Building on Hill’s initial mapping work, the Stanford research team led by Chris Field is attempting to make this understanding useful. The areas that are most at odds with their current climate and most likely to undergo a transition within the next generation can be identified with a fair degree of specificity using the maps they have created. In order to lessen the catastrophic fire risk that these stressed forests carry, land managers can use this information to determine where to concentrate prescribed burning and where to take into account what researchers refer to as assisted migration, which involves actively moving tree species upslope to areas where conditions are now more suitable for them. It’s a seemingly pointless intervention, but in some of these situations, it might be the only practical choice.
The amount of conifer forest in the Sierra Nevada that can be preserved in any meaningful ecological sense is still unknown, as is whether the lower elevations’ trajectory toward shrubland is just the way things are going regardless of what managers do. On that point, the research does not provide false solace.
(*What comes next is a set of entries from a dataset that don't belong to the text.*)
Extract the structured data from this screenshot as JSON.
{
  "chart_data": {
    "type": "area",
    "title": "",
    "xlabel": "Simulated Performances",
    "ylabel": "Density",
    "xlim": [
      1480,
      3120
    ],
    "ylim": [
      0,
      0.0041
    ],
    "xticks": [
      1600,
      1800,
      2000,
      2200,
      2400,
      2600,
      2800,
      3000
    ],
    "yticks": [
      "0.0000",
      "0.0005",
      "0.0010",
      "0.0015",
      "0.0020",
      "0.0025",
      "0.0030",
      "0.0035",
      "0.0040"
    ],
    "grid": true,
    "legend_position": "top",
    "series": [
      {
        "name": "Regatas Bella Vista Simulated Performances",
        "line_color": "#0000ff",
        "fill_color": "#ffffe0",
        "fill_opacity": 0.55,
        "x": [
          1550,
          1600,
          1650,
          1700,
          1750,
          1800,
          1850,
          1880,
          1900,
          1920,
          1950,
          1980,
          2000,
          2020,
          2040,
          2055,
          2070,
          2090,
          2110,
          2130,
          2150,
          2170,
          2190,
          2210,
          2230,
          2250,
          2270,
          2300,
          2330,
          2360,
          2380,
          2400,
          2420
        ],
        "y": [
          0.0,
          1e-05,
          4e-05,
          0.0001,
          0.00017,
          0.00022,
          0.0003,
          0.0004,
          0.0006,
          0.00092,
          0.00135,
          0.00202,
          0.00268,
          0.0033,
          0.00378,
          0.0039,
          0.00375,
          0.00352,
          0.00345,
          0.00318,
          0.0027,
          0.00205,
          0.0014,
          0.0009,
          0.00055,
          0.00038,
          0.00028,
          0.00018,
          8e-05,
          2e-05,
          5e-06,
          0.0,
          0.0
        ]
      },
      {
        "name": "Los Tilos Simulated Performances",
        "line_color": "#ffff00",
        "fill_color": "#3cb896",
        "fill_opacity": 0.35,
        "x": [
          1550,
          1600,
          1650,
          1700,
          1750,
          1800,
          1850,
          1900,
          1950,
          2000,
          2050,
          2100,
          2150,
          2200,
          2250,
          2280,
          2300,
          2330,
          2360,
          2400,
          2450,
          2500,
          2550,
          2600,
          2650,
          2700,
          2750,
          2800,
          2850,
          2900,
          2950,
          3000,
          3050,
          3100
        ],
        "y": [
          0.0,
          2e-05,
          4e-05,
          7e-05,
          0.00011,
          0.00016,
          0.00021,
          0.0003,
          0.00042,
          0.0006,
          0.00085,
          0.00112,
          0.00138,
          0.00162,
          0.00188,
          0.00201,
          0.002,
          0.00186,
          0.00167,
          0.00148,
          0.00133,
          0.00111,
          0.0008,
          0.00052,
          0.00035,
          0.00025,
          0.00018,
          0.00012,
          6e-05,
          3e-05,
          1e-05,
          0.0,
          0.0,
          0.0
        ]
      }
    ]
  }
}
The 20% figure represents the current situation as determined by data. Climate models, which have historically tended to be conservative rather than alarmist, are the source of the doubling prediction within 77 years. In all honesty, zombie forests are not a sign of impending danger. They are records of something that is already happening, visible on a Californian hillside, tall, green, and silently past the point of no return.